Apache Kafka software uses a publish and subscribe model to write and read streams of records, similar to a message queue or enterprise messaging system. Kafka allows processes to read and write messages asynchronously. A subscriber does not need to be connected directly to a publisher; a publisher can queue a message in Kafka for the subscriber to receive later.
An application publishes messages to a topic, and an application subscribes to a topic to receive those messages.

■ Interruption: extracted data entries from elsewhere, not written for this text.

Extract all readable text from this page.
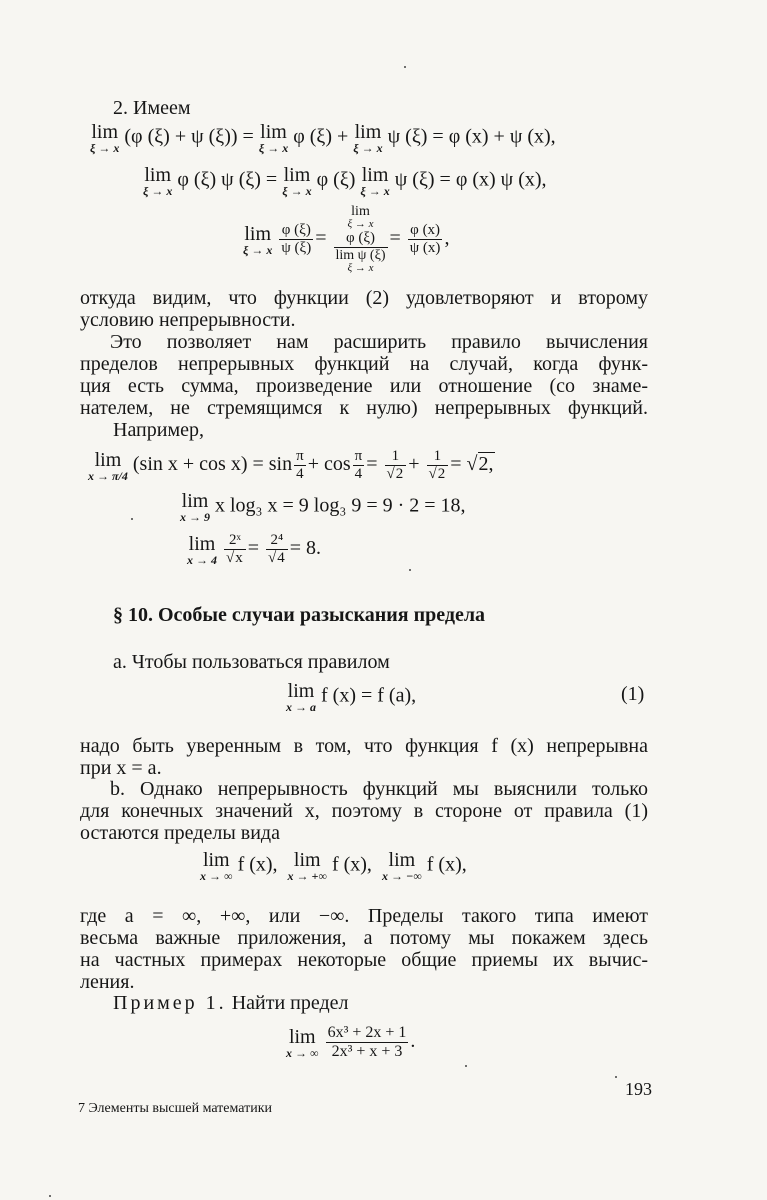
2. Имеем
lim
ξ → x
(φ (ξ) + ψ (ξ)) = lim
ξ → x
φ (ξ) + lim
ξ → x
ψ (ξ) = φ (x) + ψ (x),
lim
ξ → x
φ (ξ) ψ (ξ) = lim
ξ → x
φ (ξ) lim
ξ → x
ψ (ξ) = φ (x) ψ (x),
lim
ξ → x
$\frac{\varphi (\xi)}{\psi (\xi)} = \lim$
ξ → x
φ (ξ)
lim ψ (ξ)
$\xi \to x = \frac{\varphi (x)}{\psi (x)}$ ,
откуда видим, что функции (2) удовлетворяют и второму
условию непрерывности.
Это позволяет нам расширить правило вычисления
пределов непрерывных функций на случай, когда функ-
ция есть сумма, произведение или отношение (со знаме-
нателем, не стремящимся к нулю) непрерывных функций.
Например,
lim
x → π/4
(sin $x + \cos x) = \sin \frac{\pi}{4} + \cos \frac{\pi}{4} = \frac{1}{√2} + \frac{1}{√2} = √2$,
lim
x → 9
x log₃ x = 9 log₃ 9 = 9 · 2 = 18,
lim
x → 4
$\frac{\text{2ˣ}}{√x} = \frac{\text{2⁴}}{√4} = 8$.
§ 10. Особые случаи разыскания предела
a. Чтобы пользоваться правилом
lim
x → a
f (x) = f (a),	(1)
надо быть уверенным в том, что функция f (x) непрерывна
при x = a.
b. Однако непрерывность функций мы выяснили только
для конечных значений x, поэтому в стороне от правила (1)
остаются пределы вида
lim
x → ∞
f (x), lim
x → +∞
f (x), lim
x → −∞
f (x),
где a = ∞, +∞, или −∞. Пределы такого типа имеют
весьма важные приложения, а потому мы покажем здесь
на частных примерах некоторые общие приемы их вычис-
ления.
Пример 1. Найти предел
lim
x → ∞
$\frac{\text{6x³ + 2x + 1}}{\text{2x³ + x + 3}}$ .
7 Элементы высшей математики
193
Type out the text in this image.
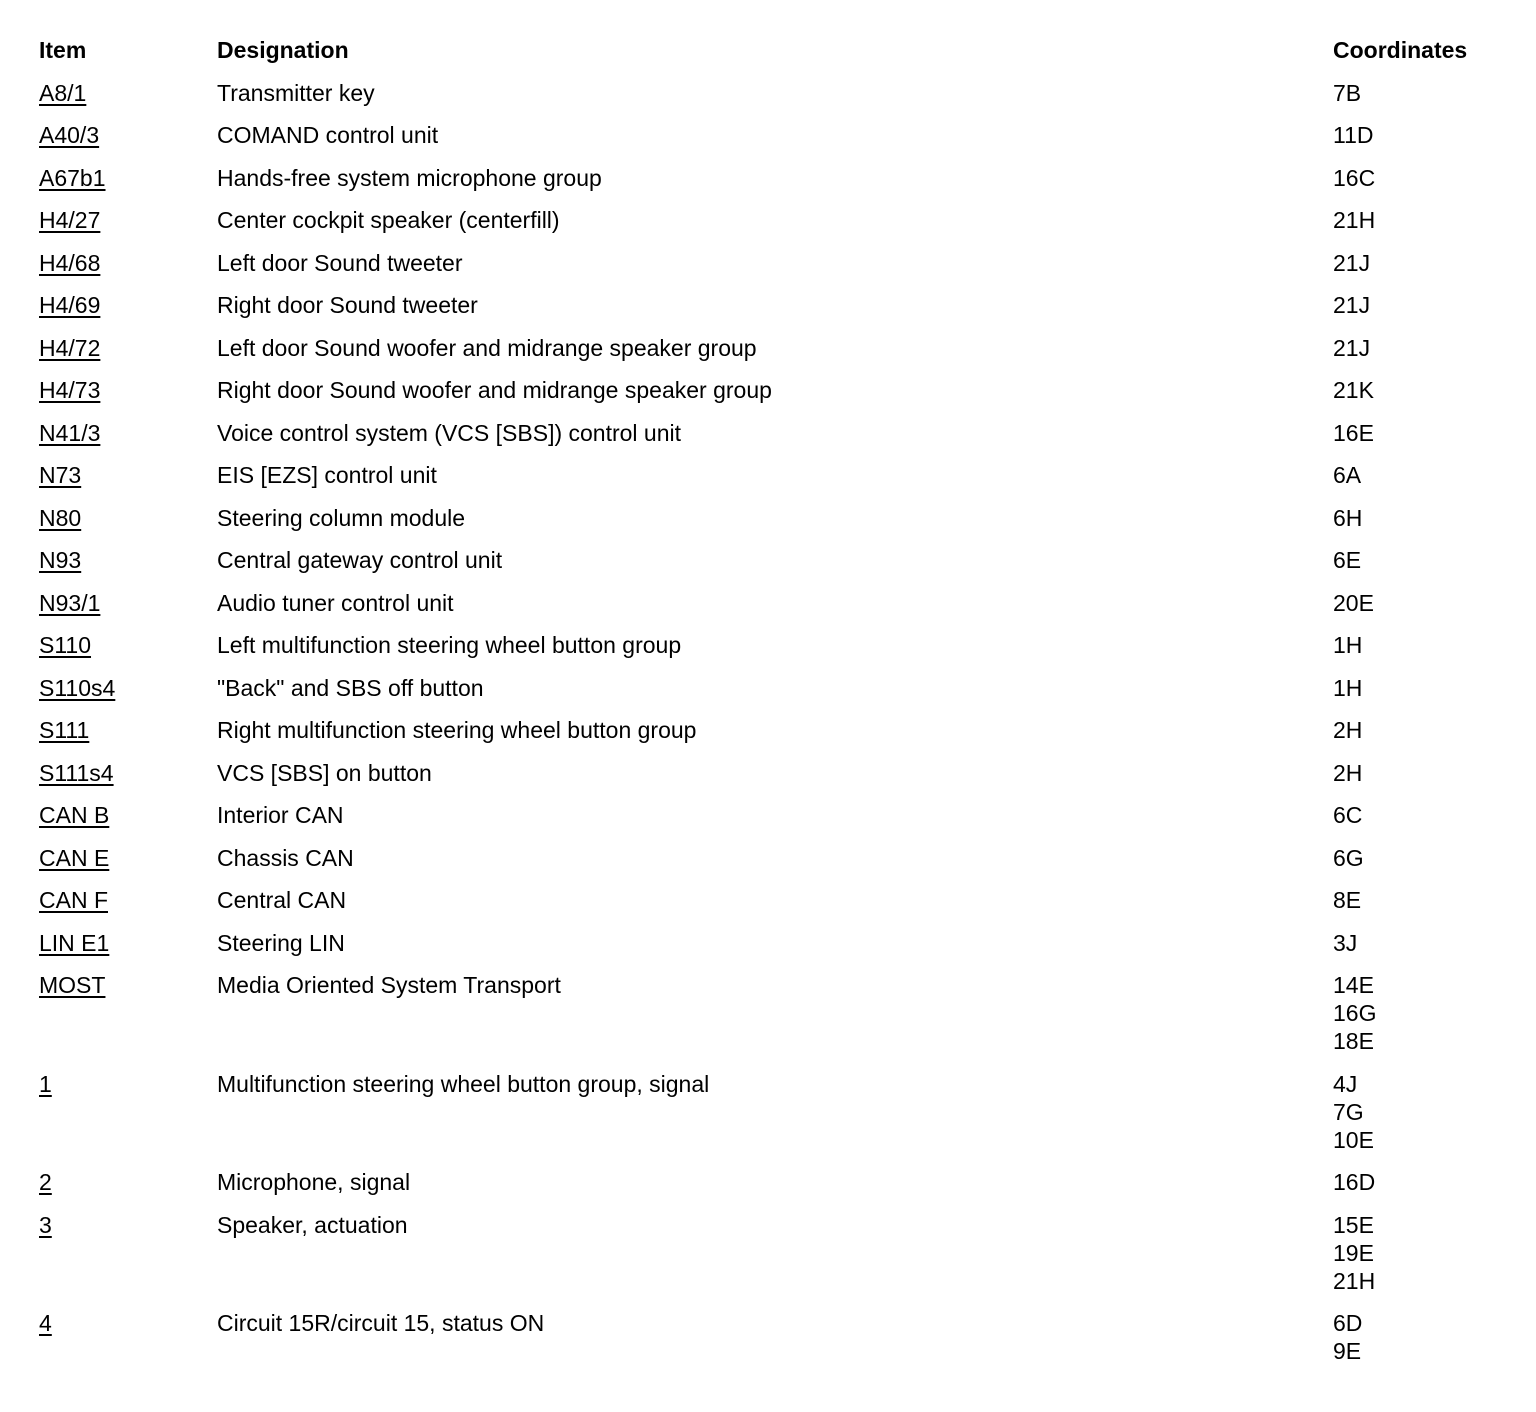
Item	Designation	Coordinates
A8/1	Transmitter key	7B
A40/3	COMAND control unit	11D
A67b1	Hands-free system microphone group	16C
H4/27	Center cockpit speaker (centerfill)	21H
H4/68	Left door Sound tweeter	21J
H4/69	Right door Sound tweeter	21J
H4/72	Left door Sound woofer and midrange speaker group	21J
H4/73	Right door Sound woofer and midrange speaker group	21K
N41/3	Voice control system (VCS [SBS]) control unit	16E
N73	EIS [EZS] control unit	6A
N80	Steering column module	6H
N93	Central gateway control unit	6E
N93/1	Audio tuner control unit	20E
S110	Left multifunction steering wheel button group	1H
S110s4	"Back" and SBS off button	1H
S111	Right multifunction steering wheel button group	2H
S111s4	VCS [SBS] on button	2H
CAN B	Interior CAN	6C
CAN E	Chassis CAN	6G
CAN F	Central CAN	8E
LIN E1	Steering LIN	3J
MOST	Media Oriented System Transport	14E
16G
18E
1	Multifunction steering wheel button group, signal	4J
7G
10E
2	Microphone, signal	16D
3	Speaker, actuation	15E
19E
21H
4	Circuit 15R/circuit 15, status ON	6D
9E
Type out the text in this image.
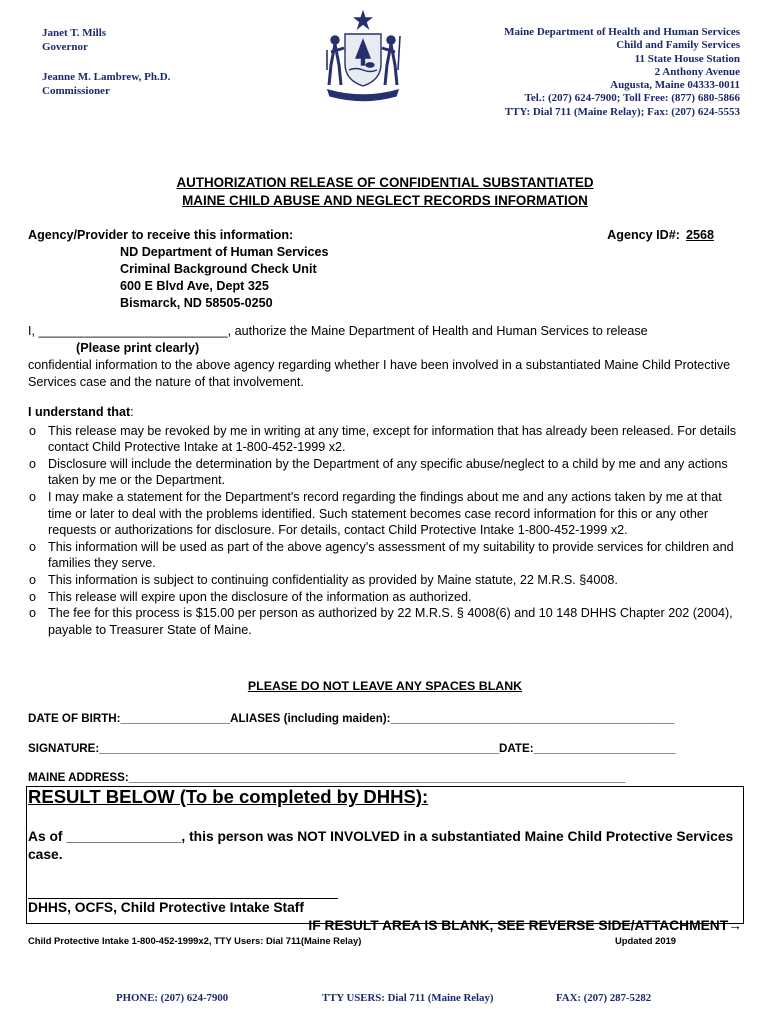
Janet T. Mills
Governor
Jeanne M. Lambrew, Ph.D.
Commissioner
Maine Department of Health and Human Services
Child and Family Services
11 State House Station
2 Anthony Avenue
Augusta, Maine 04333-0011
Tel.: (207) 624-7900; Toll Free: (877) 680-5866
TTY: Dial 711 (Maine Relay); Fax: (207) 624-5553
AUTHORIZATION RELEASE OF CONFIDENTIAL SUBSTANTIATED
MAINE CHILD ABUSE AND NEGLECT RECORDS INFORMATION
Agency/Provider to receive this information:	Agency ID#: 2568
ND Department of Human Services
Criminal Background Check Unit
600 E Blvd Ave, Dept 325
Bismarck, ND 58505-0250
I, ___________________________, authorize the Maine Department of Health and Human Services to release
(Please print clearly)
confidential information to the above agency regarding whether I have been involved in a substantiated Maine Child Protective Services case and the nature of that involvement.
I understand that:
o This release may be revoked by me in writing at any time, except for information that has already been released. For details contact Child Protective Intake at 1-800-452-1999 x2.
o Disclosure will include the determination by the Department of any specific abuse/neglect to a child by me and any actions taken by me or the Department.
o I may make a statement for the Department's record regarding the findings about me and any actions taken by me at that time or later to deal with the problems identified. Such statement becomes case record information for this or any other requests or authorizations for disclosure. For details, contact Child Protective Intake 1-800-452-1999 x2.
o This information will be used as part of the above agency's assessment of my suitability to provide services for children and families they serve.
o This information is subject to continuing confidentiality as provided by Maine statute, 22 M.R.S. §4008.
o This release will expire upon the disclosure of the information as authorized.
o The fee for this process is $15.00 per person as authorized by 22 M.R.S. § 4008(6) and 10 148 DHHS Chapter 202 (2004), payable to Treasurer State of Maine.
PLEASE DO NOT LEAVE ANY SPACES BLANK
DATE OF BIRTH:_________________ALIASES (including maiden):____________________________________________
SIGNATURE:______________________________________________________________DATE:______________________
MAINE ADDRESS:_____________________________________________________________________________
RESULT BELOW (To be completed by DHHS):
As of _______________, this person was NOT INVOLVED in a substantiated Maine Child Protective Services case.
DHHS, OCFS, Child Protective Intake Staff
IF RESULT AREA IS BLANK, SEE REVERSE SIDE/ATTACHMENT→
Child Protective Intake 1-800-452-1999x2, TTY Users: Dial 711(Maine Relay)	Updated 2019
PHONE: (207) 624-7900	TTY USERS: Dial 711 (Maine Relay)	FAX: (207) 287-5282
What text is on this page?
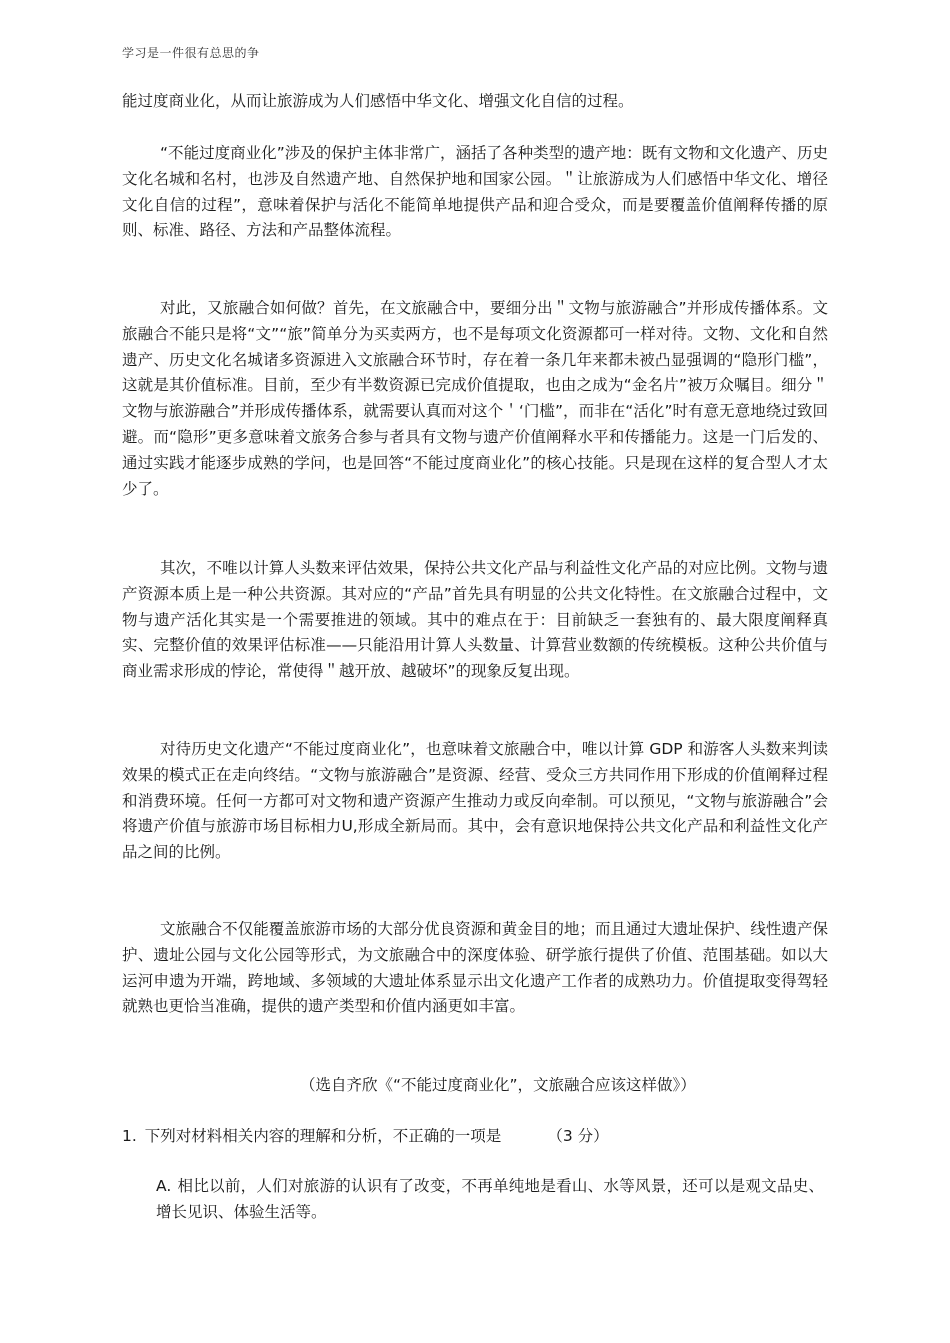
学习是一件很有总思的争

能过度商业化，从而让旅游成为人们感悟中华文化、增强文化自信的过程。

“不能过度商业化”涉及的保护主体非常广，涵括了各种类型的遗产地：既有文物和文化遗产、历史文化名城和名村，也涉及自然遗产地、自然保护地和国家公园。＂让旅游成为人们感悟中华文化、增径文化自信的过程”，意味着保护与活化不能简单地提供产品和迎合受众，而是要覆盖价值阐释传播的原则、标准、路径、方法和产品整体流程。

对此，又旅融合如何做？首先，在文旅融合中，要细分出＂文物与旅游融合”并形成传播体系。文旅融合不能只是将“文”“旅”简单分为买卖两方，也不是每项文化资源都可一样对待。文物、文化和自然遗产、历史文化名城诸多资源进入文旅融合环节时，存在着一条几年来都未被凸显强调的“隐形门槛”，这就是其价值标准。目前，至少有半数资源已完成价值提取，也由之成为“金名片”被万众嘱目。细分＂文物与旅游融合”并形成传播体系，就需要认真而对这个＇‘门槛”，而非在“活化”时有意无意地绕过致回避。而“隐形”更多意味着文旅务合参与者具有文物与遗产价值阐释水平和传播能力。这是一门后发的、通过实践才能逐步成熟的学问，也是回答“不能过度商业化”的核心技能。只是现在这样的复合型人才太少了。

其次，不唯以计算人头数来评估效果，保持公共文化产品与利益性文化产品的对应比例。文物与遗产资源本质上是一种公共资源。其对应的“产品”首先具有明显的公共文化特性。在文旅融合过程中，文物与遗产活化其实是一个需要推进的领域。其中的难点在于：目前缺乏一套独有的、最大限度阐释真实、完整价值的效果评估标准——只能沿用计算人头数量、计算营业数额的传统模板。这种公共价值与商业需求形成的悖论，常使得＂越开放、越破坏”的现象反复出现。

对待历史文化遗产“不能过度商业化”，也意味着文旅融合中，唯以计算 GDP 和游客人头数来判读效果的模式正在走向终结。“文物与旅游融合”是资源、经营、受众三方共同作用下形成的价值阐释过程和消费环境。任何一方都可对文物和遗产资源产生推动力或反向牵制。可以预见，“文物与旅游融合”会将遗产价值与旅游市场目标相力U,形成全新局而。其中，会有意识地保持公共文化产品和利益性文化产品之间的比例。

文旅融合不仅能覆盖旅游市场的大部分优良资源和黄金目的地；而且通过大遗址保护、线性遗产保护、遗址公园与文化公园等形式，为文旅融合中的深度体验、研学旅行提供了价值、范围基础。如以大运河申遗为开端，跨地域、多领域的大遗址体系显示出文化遗产工作者的成熟功力。价值提取变得驾轻就熟也更恰当准确，提供的遗产类型和价值内涵更如丰富。

（选自齐欣《“不能过度商业化”，文旅融合应该这样做》）
1. 下列对材料相关内容的理解和分析，不正确的一项是	（3 分）
A. 相比以前，人们对旅游的认识有了改变，不再单纯地是看山、水等风景，还可以是观文品史、增长见识、体验生活等。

Kafka Connect is a framework for connecting Kafka with external systems, including databases. A Kafka Connect cluster is a separate cluster from the Kafka cluster. The Kafka Connect cluster supports running and scaling out connectors (components that support reading and/or writing to external systems).
Kafka Connect can be used with two types of connectors:
Source connectors: Import data from external systems into Kafka topics.
Sink connectors: Export data from Kafka topics to external systems.
The High Performance Snowflake Connector for Kafka is a sink connector that reads data from Kafka topics and loads it into Snowflake tables.
Kafka Connect handles common operational concerns such as:
Scalability: Kafka Connect can scale horizontally by adding more worker nodes to the cluster.
Fault tolerance: If a worker node fails, Kafka Connect automatically redistributes the work to other available nodes.
Offset management: Kafka Connect tracks which records have been processed, ensuring that data is not lost or duplicated in case of failures.
Configuration management: Connectors can be configured and managed through a REST API, making it easier to deploy and monitor data pipelines.